BACKGROUND
Respiratory Syncytial Virus (RSV) is the largest viral cause of pediatric bronchiolitis worldwide, a respiratory disease that results in over 100,000 deaths per year. RSV can also cause adult lung diseases such as pneumonia and poses a serious risk for the elderly and the immunocompromised. Unfortunately, a vaccine for RSV is not currently available. Although, live-attenuated (weakened) RSV virus offers the most promise for a future vaccine, previous and current efforts have failed to produce a vaccine that is both effective and safe to use without the risk of severe side effects.
SUMMARY OF TECHNOLOGY
OSU Researchers have developed a novel live attenuated RSV vaccine in which the M protein has been deleted (Mnull RSV). This vaccine candidate allows to control the rate of cell-to-cell transmission of human RSV, making it possible to tailor vaccines to the strength each person needs for maximum protection without side effects. The Mnull RSV can be developed for use in small children and immunocompromised patients who require more stringent safety conditions. This vaccine candidate has been tested in two in-vivo disease models. The new method has also been developed and optimized enabling to produce titers at levels required for a commercial vaccine.

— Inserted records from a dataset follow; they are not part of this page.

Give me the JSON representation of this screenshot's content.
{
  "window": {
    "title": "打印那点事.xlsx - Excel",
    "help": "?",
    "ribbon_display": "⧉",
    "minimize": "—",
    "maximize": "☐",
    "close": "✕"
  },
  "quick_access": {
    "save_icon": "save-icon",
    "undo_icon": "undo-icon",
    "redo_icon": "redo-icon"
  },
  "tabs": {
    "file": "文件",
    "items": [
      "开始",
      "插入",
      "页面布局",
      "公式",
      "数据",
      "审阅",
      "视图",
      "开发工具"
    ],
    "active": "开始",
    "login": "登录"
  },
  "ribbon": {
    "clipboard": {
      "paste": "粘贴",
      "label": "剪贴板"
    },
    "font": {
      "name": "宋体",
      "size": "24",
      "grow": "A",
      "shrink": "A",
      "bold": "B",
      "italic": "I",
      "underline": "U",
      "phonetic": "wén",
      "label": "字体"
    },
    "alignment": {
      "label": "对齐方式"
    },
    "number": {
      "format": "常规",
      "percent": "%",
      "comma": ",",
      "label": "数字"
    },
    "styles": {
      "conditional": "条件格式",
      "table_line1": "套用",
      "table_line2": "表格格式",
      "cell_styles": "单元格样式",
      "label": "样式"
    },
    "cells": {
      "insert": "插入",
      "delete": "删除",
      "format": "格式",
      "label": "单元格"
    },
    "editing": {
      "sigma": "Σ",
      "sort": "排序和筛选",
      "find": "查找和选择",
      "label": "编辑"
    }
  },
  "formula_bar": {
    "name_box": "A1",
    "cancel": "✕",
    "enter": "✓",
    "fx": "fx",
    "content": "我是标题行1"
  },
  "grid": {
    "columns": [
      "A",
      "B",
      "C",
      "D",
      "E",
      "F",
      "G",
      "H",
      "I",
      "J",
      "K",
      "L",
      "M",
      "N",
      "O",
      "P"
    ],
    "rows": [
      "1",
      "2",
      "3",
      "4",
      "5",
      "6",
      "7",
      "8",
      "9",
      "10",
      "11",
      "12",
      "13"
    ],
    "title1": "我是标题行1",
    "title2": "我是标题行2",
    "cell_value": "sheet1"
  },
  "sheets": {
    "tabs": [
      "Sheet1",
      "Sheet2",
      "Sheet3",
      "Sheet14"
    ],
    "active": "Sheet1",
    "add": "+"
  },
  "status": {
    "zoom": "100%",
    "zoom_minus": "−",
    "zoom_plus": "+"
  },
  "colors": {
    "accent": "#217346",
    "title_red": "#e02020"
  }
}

POTENTIAL AREAS OF APPLICATION
- Prevention of human RSV outbreaks through immunization of infants and young children.
MAIN ADVANTAGES
- Virus cell to cell transmission can be blocked entirely or fine-tuned to different levels;
- Improved vaccine safety;
- Higher antigen production, recognition, and efficacy;
- Easier production than attenuated viruses;
- Controlled spread of virus without negative side effects;
- Optimized cell line method allowing to produce titers of >107 PFU/ml routinely.
STAGE OF DEVELOPMENT
Support from the NIH and the Oklahoma Center for the Advancement of Science & Technology (OCAST) was used to generate proof of concept data including experiments in a mouse model showing (i) reduced weight loss and alleviated airway resistance following administration of our lead RSV vaccine candidate, (ii) induction of immune response, as measured by activation of CD8+ and CD4+ T cells, at a level close to the one observed with a wildtype RSV virus. Data from trials in infant baboons demonstrates that our vaccine candidate (i) protects against tachypnea induced by RSV challenge, (ii) reduces overall illness induced by RSV challenge, (iii) reduces viral replication in BAL fluid, (iv) induces low serum RSV neutralizing antibody responses and (v) primes for accelerated NA responses after infection.
Awarded NIH STTR Phase I grant for preclinical evaluation in a baboon model.
COMMERCIAL OPPORTUNITY
Respiratory syncytial virus infection represents the major cause of hospitalization of infants in the US with up to 120,000 annual RSV admissions. Causing as many as 200,000 annual infant deaths worldwide, RSV has an estimated >$3 billion cost associated with management of RSV infection in infants and children. Palivizumab has been the only RSV-specific treatment on the market with peak sales of >$1.1 billion in 2010.